I am a 20 year old male. Overall healty. I do not get sick very often, occasional stomach virus, flu and strep throat. 4 years ago this christmas, i was in a car accident and hit my head on the drivers windows. I blacked out momentarily and came to. It seems that maybe 5-6 months later i slowly began noticing small areas on my body in pain. They felt like a pinch. I also noticed muscle tremors, and sometimes my whole body or leg would flinch while laying down or sitting. I also noticed chest pain and pain in my left arm. I also noticed that where my "funny bone" is, theres a small lump and it is very sensitive to touch. It was ruled out as nothing serious. I went to a cardiologist for the chest pain and after an echo they discovered mitral valve prolapse with regurgitation. I feel that my neurological symptoms have been getting worse lately. Tingling in my arms and legs. It is not from sitting awkwardly or cutting off blood. I could be standing or sitting perfectly upright. I also have noticed, sensations, in my forearms and fingers and toes. They are not painful, but it feels like there is a pressure or tightness. I have not noticed any numbness or muscle weakness.
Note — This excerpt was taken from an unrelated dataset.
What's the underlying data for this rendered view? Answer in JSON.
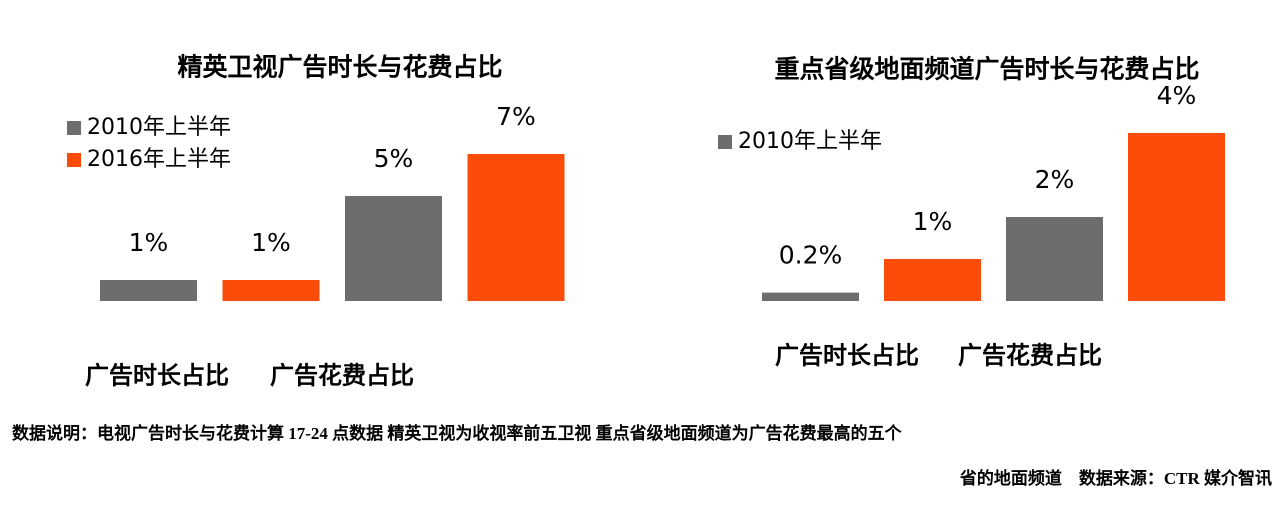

All these issues cause trouble sleeping and anxiety. I would just like to know if it's something serious or something I just need to learn to deal with. Help.
The cause of your symptoms could be one of the following- Neck injury, Pressure on spinal nerves from a herniated disk, Lack of blood circulation, Stroke, TIA. Since you have a Mitral valve prolapse, there are chances that you could have had a mild stroke. Strokes are a complication of Mitral valve prolapse. The symptoms could be caused by the neck injury that you have had in the past. Please go for an MRI of the brain and spine and consult a neurologist to know the cause. Anxiety is also a consequence of the valve prolapse. Hope this helps you. Take care and regards!
The anxiety, tingling, cardio problems, and sleep disturbances can also be caused by high levels of norepinephrine, and from what I've been researching online, it is possible to "trigger" a neurotransmitter imbalance during a traumatic event or injury. Some people then develop depression or anxiety disorder and go on SSRIs. If scans don't show trauma missed after the accident, you might get your neurotransmitter levels checked. Some other posts indicate that beta blockers for MVP address your symptoms, but a good cardiologist hopefully can tell you how many of the new symptoms are MVP related.